Renungan Hubungan Manusia - Hewan - Alam

Hubungan antara manusia dengan hewan atau satwa telah berlangsung sejak manusia dan hewan menjejakkan tapak-tapak mereka di planet biru ini. Entah berjuta tahun lalu ataupun beratus juta tahun lalu belum bisa dipastikan. Namun, yang jelas manusia mempunyai ketergantungan terhadap hewan dan juga dengan habitatnya atau yang lebih luasnya disebut sebagai alam. Begitu butuhnya manusia akan hewan maka terciptalah hewan-hewan domestikasi, mulai dari karnivora sampai omnivora. Domestikasi, Itulah sebuah keberhasilan manusia dalam penguasaan kehidupan hewan dan habitatnya. Selama berabad-abad mungkin apa yang disebut dengan penguasaan itu berjalan secara bijak. 

Namun, apa yang terjadi sekarang adalah kesewenang-wenangan atas apa yang disebut sebagai "penguasaan yang bijak". Kondisi yang terjadi dalam beberapa tahun ini menunjukkan terjadinya pengingkaran dalam kaitan hubungan manusia dan hewan, dan lebih jauh lagi terjadi pengingkaran hubungan manusia dengan alam raya. Siapa pelakunya?, tentu bukan hewan ataupun alam raya. Manusialah yang sehausnya bertanggungjawab terhadap kondisi ini.

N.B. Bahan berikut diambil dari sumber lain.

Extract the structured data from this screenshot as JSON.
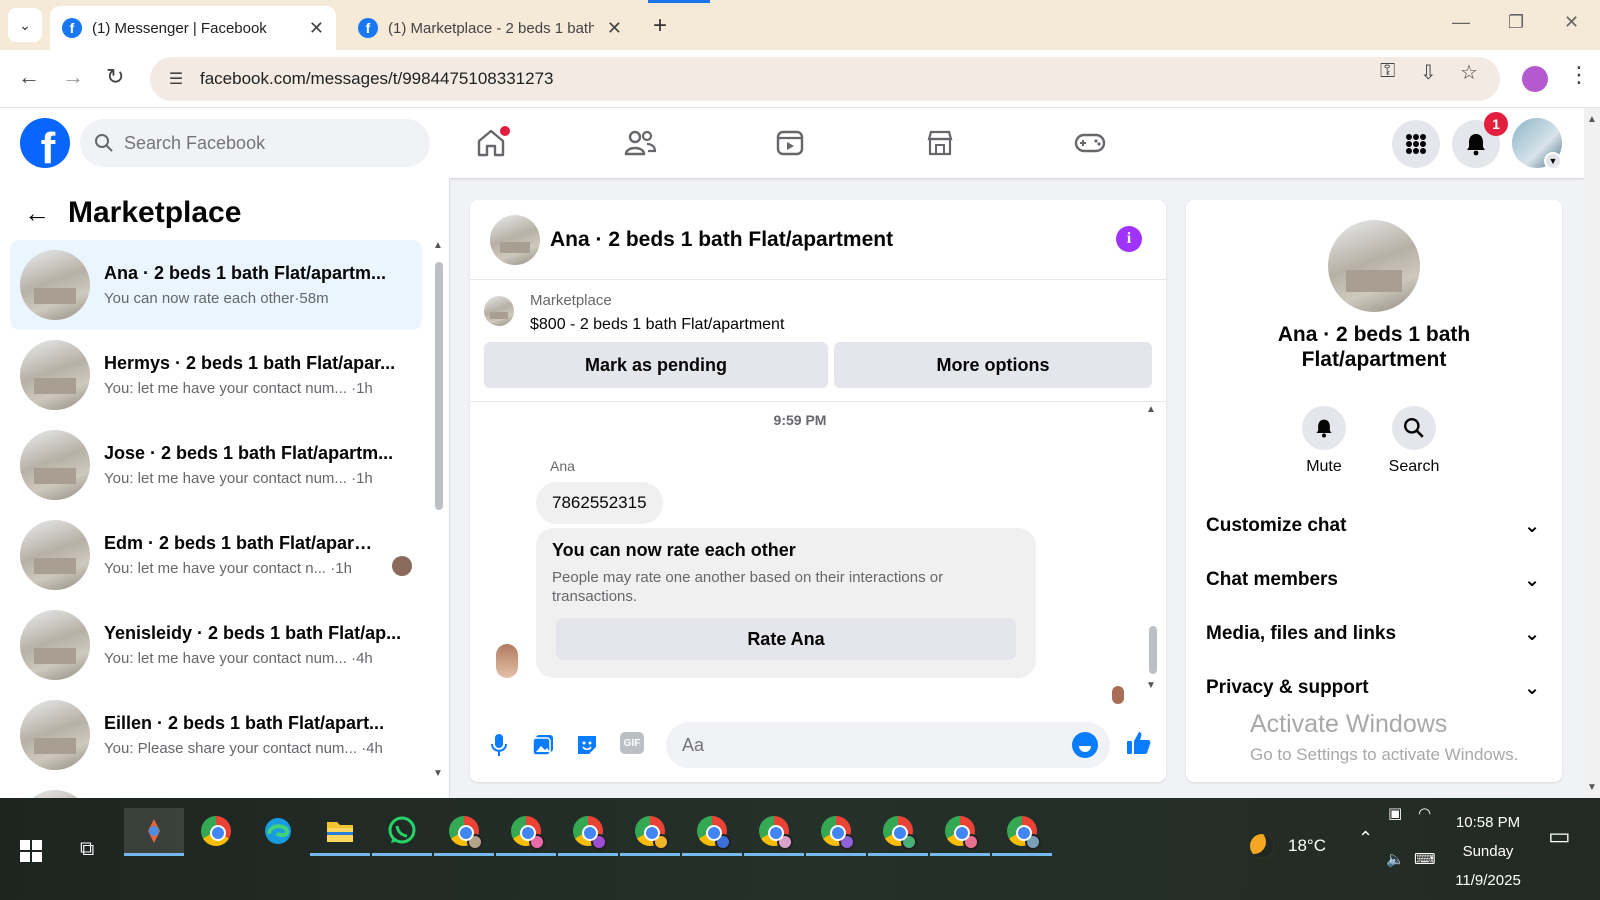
{
  "browser": {
    "tabs": [
      {
        "title": "(1) Messenger | Facebook",
        "active": true
      },
      {
        "title": "(1) Marketplace - 2 beds 1 bath",
        "active": false
      }
    ],
    "url": "facebook.com/messages/t/9984475108331273"
  },
  "header": {
    "search_placeholder": "Search Facebook",
    "notification_count": "1",
    "nav_icons": [
      "home-icon",
      "friends-icon",
      "video-icon",
      "marketplace-icon",
      "gaming-icon"
    ]
  },
  "left": {
    "title": "Marketplace",
    "conversations": [
      {
        "title": "Ana · 2 beds 1 bath Flat/apartm...",
        "message": "You can now rate each other",
        "time": "58m"
      },
      {
        "title": "Hermys · 2 beds 1 bath Flat/apar...",
        "message": "You: let me have your contact num...",
        "time": "1h"
      },
      {
        "title": "Jose · 2 beds 1 bath Flat/apartm...",
        "message": "You: let me have your contact num...",
        "time": "1h"
      },
      {
        "title": "Edm · 2 beds 1 bath Flat/apart...",
        "message": "You: let me have your contact n...",
        "time": "1h"
      },
      {
        "title": "Yenisleidy · 2 beds 1 bath Flat/ap...",
        "message": "You: let me have your contact num...",
        "time": "4h"
      },
      {
        "title": "Eillen · 2 beds 1 bath Flat/apart...",
        "message": "You: Please share your contact num...",
        "time": "4h"
      }
    ]
  },
  "chat": {
    "title": "Ana · 2 beds 1 bath Flat/apartment",
    "listing_category": "Marketplace",
    "listing_price": "$800 - 2 beds 1 bath Flat/apartment",
    "mark_pending": "Mark as pending",
    "more_options": "More options",
    "timestamp": "9:59 PM",
    "sender": "Ana",
    "message": "7862552315",
    "rate_title": "You can now rate each other",
    "rate_desc": "People may rate one another based on their interactions or transactions.",
    "rate_button": "Rate Ana",
    "composer_placeholder": "Aa"
  },
  "info": {
    "title": "Ana · 2 beds 1 bath Flat/apartment",
    "mute": "Mute",
    "search": "Search",
    "sections": [
      "Customize chat",
      "Chat members",
      "Media, files and links",
      "Privacy & support"
    ],
    "watermark_title": "Activate Windows",
    "watermark_sub": "Go to Settings to activate Windows."
  },
  "taskbar": {
    "weather": "18°C",
    "time": "10:58 PM",
    "day": "Sunday",
    "date": "11/9/2025"
  },
  "colors": {
    "facebook_blue": "#0866ff",
    "messenger_blue": "#0a7cff",
    "info_purple": "#a033ff",
    "badge_red": "#e41e3f"
  }
}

Manusia modern nampaknya sudah tidak mewarisi apa yang dinamakan kebajikan, kearifan dan kebijaksanaan manusia kuno. Manusia modern sudah tidak bisa menyelaraskan apa yang seharusnya terjadi dalam hubungan manusia-hewan dan manusia-alam raya. Kondisi ini kemungkinan disebabkan oleh adanya pergeseran kebutuhan ke arah materialistik, jika dahulu kebutuhan hanya sebatas untuk pemenuhan hidup sehari-hari (sandang, papan, dan pangan), tetapi saat ini kebutuhan tersebut melesat lebih jauh ke depan. Materi dalam hal ini bisa deisebut dengan kekayaan dan diwujudkan dalam aktivitas-aktivitas ekonomi. Kondisi tersebut tampaknya telah menggeser kewajaran hubungan manusia-hewan-alam, yang lambat laun akan menciptakan krisis biodiversitas. 

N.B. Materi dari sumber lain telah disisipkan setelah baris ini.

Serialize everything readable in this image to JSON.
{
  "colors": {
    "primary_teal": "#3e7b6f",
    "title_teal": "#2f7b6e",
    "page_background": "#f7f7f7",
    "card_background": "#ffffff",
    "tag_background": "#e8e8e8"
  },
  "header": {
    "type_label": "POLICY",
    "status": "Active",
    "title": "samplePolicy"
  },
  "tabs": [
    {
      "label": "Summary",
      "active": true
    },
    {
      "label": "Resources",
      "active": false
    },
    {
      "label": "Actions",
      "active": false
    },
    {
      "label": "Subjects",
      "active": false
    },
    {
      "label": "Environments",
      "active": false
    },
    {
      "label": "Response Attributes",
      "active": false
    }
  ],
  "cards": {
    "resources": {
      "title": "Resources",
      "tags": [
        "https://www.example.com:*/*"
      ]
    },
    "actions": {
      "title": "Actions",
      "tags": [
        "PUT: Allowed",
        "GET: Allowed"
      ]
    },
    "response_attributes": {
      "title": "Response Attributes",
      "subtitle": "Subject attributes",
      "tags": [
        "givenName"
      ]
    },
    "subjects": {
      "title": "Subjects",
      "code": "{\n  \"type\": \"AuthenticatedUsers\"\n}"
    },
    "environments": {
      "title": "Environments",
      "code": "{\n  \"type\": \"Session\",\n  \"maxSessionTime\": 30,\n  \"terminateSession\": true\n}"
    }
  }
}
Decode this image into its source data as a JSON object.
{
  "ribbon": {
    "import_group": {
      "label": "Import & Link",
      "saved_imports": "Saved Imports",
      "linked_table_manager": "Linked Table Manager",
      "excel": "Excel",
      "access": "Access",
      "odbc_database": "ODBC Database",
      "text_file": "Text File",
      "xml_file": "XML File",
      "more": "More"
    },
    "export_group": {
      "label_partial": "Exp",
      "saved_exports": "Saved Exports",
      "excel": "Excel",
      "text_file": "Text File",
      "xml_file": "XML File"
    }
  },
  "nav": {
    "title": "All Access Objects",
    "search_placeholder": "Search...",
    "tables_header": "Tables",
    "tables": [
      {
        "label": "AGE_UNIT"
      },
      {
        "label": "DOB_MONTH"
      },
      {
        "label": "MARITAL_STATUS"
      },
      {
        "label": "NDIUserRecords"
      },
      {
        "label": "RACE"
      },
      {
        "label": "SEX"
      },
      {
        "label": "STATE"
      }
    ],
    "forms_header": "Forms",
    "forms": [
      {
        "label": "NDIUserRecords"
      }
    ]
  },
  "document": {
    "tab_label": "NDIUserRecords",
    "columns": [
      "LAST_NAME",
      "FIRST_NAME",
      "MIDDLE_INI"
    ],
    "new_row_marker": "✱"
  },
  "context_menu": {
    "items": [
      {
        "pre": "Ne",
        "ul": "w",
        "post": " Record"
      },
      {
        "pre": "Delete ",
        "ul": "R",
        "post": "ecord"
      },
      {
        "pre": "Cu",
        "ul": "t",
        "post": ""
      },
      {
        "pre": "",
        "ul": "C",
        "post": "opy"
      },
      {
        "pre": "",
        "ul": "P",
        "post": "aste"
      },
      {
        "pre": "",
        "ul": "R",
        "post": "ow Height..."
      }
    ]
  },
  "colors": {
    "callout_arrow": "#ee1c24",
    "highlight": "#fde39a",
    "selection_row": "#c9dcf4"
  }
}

Apa yang terjadi akhir-akhir ini membuktikan betapa kuatnya bayang-bayang materi terhadap kehidupan manusia-manusia modern, sehingga sering sekali mereka memperlakukan "unsur-unsur biodiversitas" sebagai jajahannya. Kesewenang-wenangan, keserakahan, dan ketidakpedulian adalah efek yang ditimbulkan dari apa yang disebut sebagai materi. Lihat saja perlakuan manusia terhadap hewan dimana masih segar dalam ingatan bagaimana manusia memperlakukan ternak potong di rumah pemotongan hewan. Selain itu, bagaimana eksploitasi terhadap satwa-satwa liar yang dapat dilihat di pasar-pasar gelap dan berbagai penyelundupan, ataupun pemaksaan satwa yang seharusnya liar menjadi satwa rumahan, atau manusia modern menyebutnya sebagai satwa eksotik. Hukum yang dibuat sesempurna mungkin nampaknya bukanlah salah satu pemutus mata rantai "penyebab krisis biodiversitas" yang efektif, hukum harus dikombinasikan dengan penyadaran yang nampaknya terlalu sulit dan aneh diaplikasikan.